Increase in extreme weather events

After the major floods which struck the Elbe River in 2002, the German authorities set up extensive flood protection programs. But now, more than 10 years on, the risks have hardly been reduced at all, according to environment groups. Too little has been done to give the river more space and reduce the potential for damage, the WWF says, while NABU is calling for a financial program to return rivers and their banks to a more natural state.

Climate experts say extreme weather events will occur more frequently as the planet warms.

That means investment in flood protection should not be delayed.

"We have not adapted as well as we could have," says Mojib Latif from the Helmholtz Center for Oceanography in Kiel. "We have to give back a piece of nature. Nature is only reclaiming what was once hers. We must have more flood areas."

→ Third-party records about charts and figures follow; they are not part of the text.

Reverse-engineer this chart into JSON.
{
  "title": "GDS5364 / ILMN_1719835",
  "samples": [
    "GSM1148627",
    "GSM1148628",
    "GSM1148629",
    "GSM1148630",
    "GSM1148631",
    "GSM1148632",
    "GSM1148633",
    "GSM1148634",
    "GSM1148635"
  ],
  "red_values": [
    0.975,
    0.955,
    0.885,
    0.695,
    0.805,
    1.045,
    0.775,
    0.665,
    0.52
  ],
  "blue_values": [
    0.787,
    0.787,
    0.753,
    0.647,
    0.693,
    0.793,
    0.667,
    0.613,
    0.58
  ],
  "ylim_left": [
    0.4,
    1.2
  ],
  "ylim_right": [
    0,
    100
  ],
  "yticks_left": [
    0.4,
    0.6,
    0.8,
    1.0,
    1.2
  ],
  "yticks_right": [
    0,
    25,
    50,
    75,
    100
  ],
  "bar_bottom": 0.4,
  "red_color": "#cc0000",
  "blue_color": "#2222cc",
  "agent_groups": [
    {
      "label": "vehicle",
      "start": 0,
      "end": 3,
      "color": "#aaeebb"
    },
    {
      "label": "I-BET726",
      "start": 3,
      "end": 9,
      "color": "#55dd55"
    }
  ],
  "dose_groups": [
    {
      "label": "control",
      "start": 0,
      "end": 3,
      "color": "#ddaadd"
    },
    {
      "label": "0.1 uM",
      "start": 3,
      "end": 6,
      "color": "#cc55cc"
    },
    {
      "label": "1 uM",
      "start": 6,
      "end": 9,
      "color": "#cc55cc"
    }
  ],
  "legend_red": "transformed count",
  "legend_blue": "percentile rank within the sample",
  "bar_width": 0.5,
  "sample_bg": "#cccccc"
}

Rast, too, sees turning riverbanks back into natural green areas as a necessary measure to adapt to climate change. Even if this were to happen, floods would still occur that society is not equipped to deal with, he says, referring to a major flood that devastated parts of south-western Germany in 1342.

"That kind of thing can happen, as a natural occurrence. We can certainly do a lot to improve the situation. But there is no such thing as total protection against flooding."